I definitely agree with your post. I am absolutely not against stem cell research, and in fact I think only an immoral person would be, because by preventing the abortion of a few day old blastocysts to try and prevent some sort of imaginary suffering they aren't capable of feeling, they're causing the possibly horrific suffering and probably death of another individual that definitely does have a nervous system and can experience suffering with full cognition.

Thanks for the insight. :)
Ava- Thanks for the response. It's time that science is allowed to do it's work to end human suffering, hopefully without moral mistakes.
If anyone has an idea or insight into exactly when or if abortion is morally unjustified, I'd love to hear it. Especially if there is anyone on this forum that works in medicine, biology, or ethics.
I don't mind if babies are killed to help further research >.> sounds heartless cause it is.. lol If the parents are okay with it...its fine by me, go for it.
I'm just glad we are not using the "when a soul is instated" argument. lol
Yeah Im going to have to agree that the soul theory is....well, not what I want to hear.

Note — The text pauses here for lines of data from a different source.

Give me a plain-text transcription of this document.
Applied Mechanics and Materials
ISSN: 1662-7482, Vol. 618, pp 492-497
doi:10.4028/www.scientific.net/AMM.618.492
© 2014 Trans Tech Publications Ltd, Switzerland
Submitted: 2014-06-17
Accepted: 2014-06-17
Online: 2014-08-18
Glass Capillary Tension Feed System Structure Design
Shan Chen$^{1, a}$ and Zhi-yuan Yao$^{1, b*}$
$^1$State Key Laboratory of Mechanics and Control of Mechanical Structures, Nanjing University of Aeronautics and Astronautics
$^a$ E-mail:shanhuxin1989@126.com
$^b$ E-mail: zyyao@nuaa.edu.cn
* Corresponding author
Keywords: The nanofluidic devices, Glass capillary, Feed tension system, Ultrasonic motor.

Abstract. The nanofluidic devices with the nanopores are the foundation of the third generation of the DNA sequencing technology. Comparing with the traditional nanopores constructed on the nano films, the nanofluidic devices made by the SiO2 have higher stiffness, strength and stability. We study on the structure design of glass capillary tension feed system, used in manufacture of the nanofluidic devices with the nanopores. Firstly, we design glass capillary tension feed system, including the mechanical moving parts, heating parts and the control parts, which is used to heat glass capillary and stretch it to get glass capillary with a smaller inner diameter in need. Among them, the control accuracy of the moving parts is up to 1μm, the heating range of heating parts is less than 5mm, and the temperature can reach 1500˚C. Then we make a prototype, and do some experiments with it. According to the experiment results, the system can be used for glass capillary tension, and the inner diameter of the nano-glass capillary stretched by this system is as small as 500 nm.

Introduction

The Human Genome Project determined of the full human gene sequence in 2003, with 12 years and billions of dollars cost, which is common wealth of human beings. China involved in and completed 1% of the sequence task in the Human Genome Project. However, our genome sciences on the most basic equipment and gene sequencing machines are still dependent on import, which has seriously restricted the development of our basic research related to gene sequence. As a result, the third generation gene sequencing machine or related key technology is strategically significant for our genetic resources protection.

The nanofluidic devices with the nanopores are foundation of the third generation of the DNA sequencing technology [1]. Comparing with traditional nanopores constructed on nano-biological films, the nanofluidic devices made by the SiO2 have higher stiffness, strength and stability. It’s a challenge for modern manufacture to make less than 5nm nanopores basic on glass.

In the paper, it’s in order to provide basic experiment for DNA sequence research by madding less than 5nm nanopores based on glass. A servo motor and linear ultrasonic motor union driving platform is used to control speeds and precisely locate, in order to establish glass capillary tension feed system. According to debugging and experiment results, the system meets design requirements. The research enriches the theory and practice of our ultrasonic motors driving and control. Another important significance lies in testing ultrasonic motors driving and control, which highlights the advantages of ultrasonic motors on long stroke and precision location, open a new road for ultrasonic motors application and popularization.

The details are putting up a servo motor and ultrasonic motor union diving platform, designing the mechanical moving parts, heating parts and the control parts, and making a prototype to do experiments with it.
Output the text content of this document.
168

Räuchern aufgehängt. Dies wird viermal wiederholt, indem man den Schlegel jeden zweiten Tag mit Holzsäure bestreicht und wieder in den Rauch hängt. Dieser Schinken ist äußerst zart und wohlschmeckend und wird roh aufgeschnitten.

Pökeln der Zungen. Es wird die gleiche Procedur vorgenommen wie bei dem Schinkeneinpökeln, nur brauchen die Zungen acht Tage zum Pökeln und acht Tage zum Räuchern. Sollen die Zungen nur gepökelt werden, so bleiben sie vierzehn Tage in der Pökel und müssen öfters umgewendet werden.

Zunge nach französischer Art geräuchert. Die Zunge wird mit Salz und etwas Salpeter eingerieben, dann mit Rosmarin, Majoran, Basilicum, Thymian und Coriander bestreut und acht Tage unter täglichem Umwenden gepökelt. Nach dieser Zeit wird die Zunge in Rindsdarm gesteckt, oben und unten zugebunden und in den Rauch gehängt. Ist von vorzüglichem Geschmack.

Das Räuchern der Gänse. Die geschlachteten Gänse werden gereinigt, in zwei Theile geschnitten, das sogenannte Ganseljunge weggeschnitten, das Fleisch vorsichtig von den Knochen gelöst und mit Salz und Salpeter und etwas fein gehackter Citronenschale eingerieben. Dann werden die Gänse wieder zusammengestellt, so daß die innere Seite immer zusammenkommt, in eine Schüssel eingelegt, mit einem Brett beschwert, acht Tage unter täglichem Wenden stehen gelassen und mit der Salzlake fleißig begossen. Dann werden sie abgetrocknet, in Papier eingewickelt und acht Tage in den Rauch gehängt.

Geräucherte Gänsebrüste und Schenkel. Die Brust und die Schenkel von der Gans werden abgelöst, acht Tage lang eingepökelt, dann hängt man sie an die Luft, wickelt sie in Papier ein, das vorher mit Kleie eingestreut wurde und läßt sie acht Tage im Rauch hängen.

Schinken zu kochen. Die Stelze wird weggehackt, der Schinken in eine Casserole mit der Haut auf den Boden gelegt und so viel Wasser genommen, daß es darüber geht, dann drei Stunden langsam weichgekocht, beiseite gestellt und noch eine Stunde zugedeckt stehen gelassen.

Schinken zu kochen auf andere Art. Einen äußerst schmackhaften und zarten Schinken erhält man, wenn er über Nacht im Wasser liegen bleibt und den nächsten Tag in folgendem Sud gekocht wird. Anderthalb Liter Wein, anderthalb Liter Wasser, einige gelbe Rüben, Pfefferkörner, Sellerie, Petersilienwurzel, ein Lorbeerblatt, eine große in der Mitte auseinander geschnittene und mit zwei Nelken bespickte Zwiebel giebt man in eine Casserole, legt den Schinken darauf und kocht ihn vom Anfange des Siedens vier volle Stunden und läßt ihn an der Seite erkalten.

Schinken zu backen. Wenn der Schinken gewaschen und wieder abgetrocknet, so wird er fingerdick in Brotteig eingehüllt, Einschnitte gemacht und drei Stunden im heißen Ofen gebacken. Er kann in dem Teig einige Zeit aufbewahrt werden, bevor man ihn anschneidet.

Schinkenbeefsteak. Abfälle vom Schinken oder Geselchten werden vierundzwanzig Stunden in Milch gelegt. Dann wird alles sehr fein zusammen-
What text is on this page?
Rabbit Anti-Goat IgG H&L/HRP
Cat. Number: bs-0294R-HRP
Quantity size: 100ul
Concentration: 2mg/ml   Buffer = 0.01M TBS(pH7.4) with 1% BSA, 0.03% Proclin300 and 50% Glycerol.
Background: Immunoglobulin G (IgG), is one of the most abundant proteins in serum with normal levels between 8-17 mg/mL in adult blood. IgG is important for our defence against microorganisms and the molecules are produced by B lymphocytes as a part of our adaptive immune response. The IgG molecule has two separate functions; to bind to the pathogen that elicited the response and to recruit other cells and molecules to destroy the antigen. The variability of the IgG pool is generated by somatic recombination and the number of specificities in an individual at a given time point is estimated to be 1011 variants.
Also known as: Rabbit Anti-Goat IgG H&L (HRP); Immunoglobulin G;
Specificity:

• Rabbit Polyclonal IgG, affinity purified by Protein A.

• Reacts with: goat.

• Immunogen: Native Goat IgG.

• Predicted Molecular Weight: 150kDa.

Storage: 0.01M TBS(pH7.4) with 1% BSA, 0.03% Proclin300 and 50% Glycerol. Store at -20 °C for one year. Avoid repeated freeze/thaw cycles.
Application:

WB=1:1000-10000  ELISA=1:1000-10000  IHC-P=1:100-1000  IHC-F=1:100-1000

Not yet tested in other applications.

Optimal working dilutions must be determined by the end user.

I think if there was a deadline on abortion it would have to be if the baby could be born at that time and live, you shouldn't be able to abort it.. babies have been born as early as six months... Soo you know >.>

Also I think abortion should be free if its in the name of science, the bodies could be bought that from the clinics that way.. Donor goes to clinic for free, then science buys the remains for a price. wow I feel like a horrible person but its how I feel. >.>
I am not sure if I could have an abortion or not. I do believe it is each female's right to decide for herself if she has one or not though.

I kind of like what you said though... like may not be the right word. Think about it though. I find out I am pregnant.. I know I will not have the means to properly care for the child. So at 2-3 months, does the fetus even have a fully formed brain with pain receptors to actually feel the pain of an abortion? If not, why not abort the fetus, and use it to possibly help science along with finding cures to diseases? I lost my grandmother in 2007, and a very close friend just under two months ago.. to cancer. If aborting my fetus that can't even feel pain, might in some way assist scientists/doctors in finding a cure for cancer so it can never take anyone else from me... I think I'd do it.

Thanks Seth, for making me think about that. Like I said, I've never been totally against abortion anyway, but these kinds of thoughts make me more strongly in favor of giving people a choice.
When do nerve endings form Zach? My beliefs tell me that there is no such thing as a soul. Ours might differ but if you don't believe in a soul then what does it matter if the baby is killed when it can feel or not feel? It won't remember it, promise. The only bad that comes of it is you feel guilty. Which is why it should be left up to the mother of the child. Men can get women pregnant anytime no big deal, so I don't think that men should have a say so in the matter. We kill 100 million sperm every time we jack off. Thats 100 million potential humans..yet guys have no problem jacking off (: something to think about...
I see what you mean, people just have to be educated D: What a task.